La loi de modernisation de l’action publique et d’affirmation des métropoles permet d’abord la réinstauration de la clause générale de compétences pour les départements et les régions, et introduit la désignation de chefs de file.

Elle pose également un nouveau statut pour les métropoles, en tant qu’entité décentralisées, qui permet aux agglomérations de plus de 400 000 habitants d’exercer pleinement leur rôle en matière de développement économique. Les métropoles de Paris, Lyon et Aix-en-Provence-Marseille sont dotées de régimes spécifiques. Les 14 métropoles créées par cette loi absorbent la plus grande partie des attributions départementales.

La loi institue les conférences territoriales[[Chaque conférence territoriale comprend le président du conseil régional, les présidents des conseils départementaux, les présidents des établissements publics de coopération intercommunale de plus de 30 000 habitants, un représentant des EPCI de moins de 30 000 habitants ayant leur siège dans chaque département, un représentant pour chaque catégorie de communes (plus de 30 000 habitants, entre 3 500 et 30 000 habitants, moins de 3 500 habitants) dans chaque département. En particulier, chaque conférence peut débattre et rendre des avis sur tous les sujets relatifs à l’exercice de compétences et à la conduite de politiques publiques nécessitant une coordination ou une délégation de compétences entre les collectivités territoriales et leurs groupements.]] pour « favoriser un exercice concerté des compétences », permettre « une coordination ou une délégation de compétences entre les collectivités territoriales et leurs groupements ». Cette loi définit également des « conventions territoriales d’exercice concerté d’une compétence » et des « délégations de compétences entre collectivités territoriales ».

Le troisième titre de la loi concerne le transfert et la mise à disposition des agents de l’Etat et la compensation des transferts de compétences.

La réforme territoriale de 2014

En 2014, le président François Hollande annonce sa volonté d’entreprendre une réforme territoriale pour insuffler une nouvelle dynamique à la décentralisation.

Les enjeux en sont les suivants :

  • simplifier les strates du mille-feuilles administratif devenu trop complexe ;
  • adapter les frontières administratives aux évolutions des modes de vie et à la mobilité nouvelle de la population ;
  • résorber la fracture territoriale qui s’opère parfois entre les territoires périphériques et les territoires urbains ;
  • améliorer l’efficacité de l’action publique en évitant au maximum les doublons de compétences.

La réforme vise à étendre les domaines d’action et les compétences des régions et le renforcement et l’élargissement de l’intercommunalité.

Délimitation des régions, élections régionales et départementales (loi du 16 janvier 2015)

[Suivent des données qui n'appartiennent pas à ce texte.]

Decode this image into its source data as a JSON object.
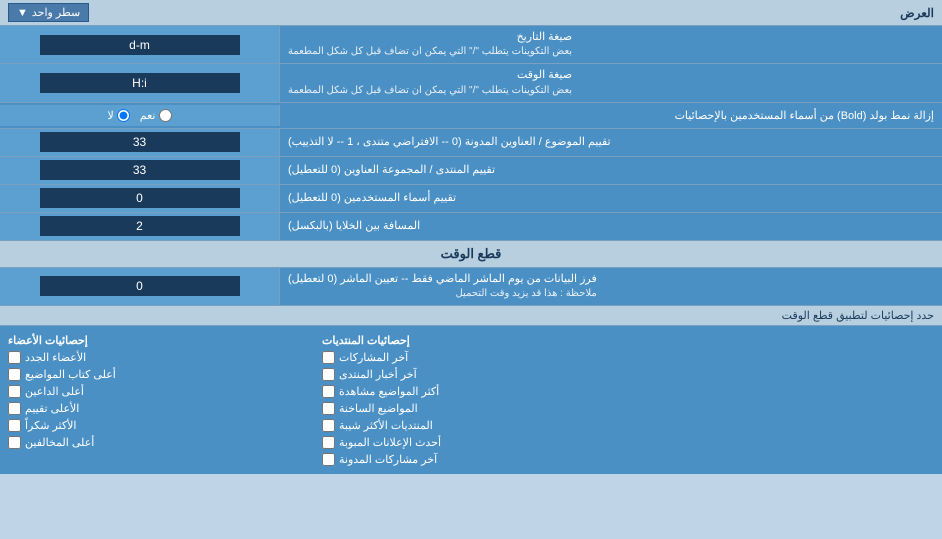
{
  "header": {
    "title": "العرض",
    "dropdown_label": "سطر واحد",
    "dropdown_arrow": "▼"
  },
  "rows": [
    {
      "id": "date-format",
      "label": "صيغة التاريخ",
      "sublabel": "بعض التكوينات يتطلب \"/\" التي يمكن ان تضاف قبل كل شكل المطعمة",
      "value": "d-m"
    },
    {
      "id": "time-format",
      "label": "صيغة الوقت",
      "sublabel": "بعض التكوينات يتطلب \"/\" التي يمكن ان تضاف قبل كل شكل المطعمة",
      "value": "H:i"
    },
    {
      "id": "bold-remove",
      "label": "إزالة نمط بولد (Bold) من أسماء المستخدمين بالإحصائيات",
      "radio_yes": "نعم",
      "radio_no": "لا",
      "selected": "no"
    },
    {
      "id": "topic-order",
      "label": "تقييم الموضوع / العناوين المدونة (0 -- الافتراضي متندى ، 1 -- لا التذييب)",
      "value": "33"
    },
    {
      "id": "forum-order",
      "label": "تقييم المنتدى / المجموعة العناوين (0 للتعطيل)",
      "value": "33"
    },
    {
      "id": "user-order",
      "label": "تقييم أسماء المستخدمين (0 للتعطيل)",
      "value": "0"
    },
    {
      "id": "cell-spacing",
      "label": "المسافة بين الخلايا (بالبكسل)",
      "value": "2"
    }
  ],
  "cutoff_section": {
    "title": "قطع الوقت",
    "main_row": {
      "label": "فرز البيانات من يوم الماشر الماضي فقط -- تعيين الماشر (0 لتعطيل)",
      "note": "ملاحظة : هذا قد يزيد وقت التحميل",
      "value": "0"
    },
    "limit_row": "حدد إحصائيات لتطبيق قطع الوقت"
  },
  "checkboxes": {
    "col1": {
      "header": "إحصائيات الأعضاء",
      "items": [
        "الأعضاء الجدد",
        "أعلى كتاب المواضيع",
        "أعلى الداعين",
        "الأعلى تقييم",
        "الأكثر شكراً",
        "أعلى المخالفين"
      ]
    },
    "col2": {
      "header": "إحصائيات المنتديات",
      "items": [
        "آخر المشاركات",
        "آخر أخبار المنتدى",
        "أكثر المواضيع مشاهدة",
        "المواضيع الساخنة",
        "المنتديات الأكثر شيبة",
        "أحدث الإعلانات المبوبة",
        "آخر مشاركات المدونة"
      ]
    },
    "col3": {
      "header": "",
      "items": []
    }
  }
}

Pour le gouvernement, l’objectif est d’« améliorer la gouvernance territoriale, ainsi que l’efficacité et l’efficience des politiques publiques mises en œuvre dans les territoires ».

La loi redéfinit la délimitation des régions, prévoit des dispositions concernant le régime électoral régional et départemental et modifie le calendrier électoral.

Nouvelle organisation territoriale de la République (loi NOTRe)

Cette loi de « Nouvelle organisation territoriale de la République », en cours de discussion au Parlement, constitue le troisième volet de la réforme territoriale.

Elle propose le remplacement de la clause générale de compétence par des compétences précises confiées par la loi à un niveau de collectivité, une redistribution des compétences entre les collectivités territoriales, notamment des départements vers les régions, ainsi que vers les intercommunalités (dans la perspective de la disparition, après 2020, de la collectivité territoriale au niveau départemental).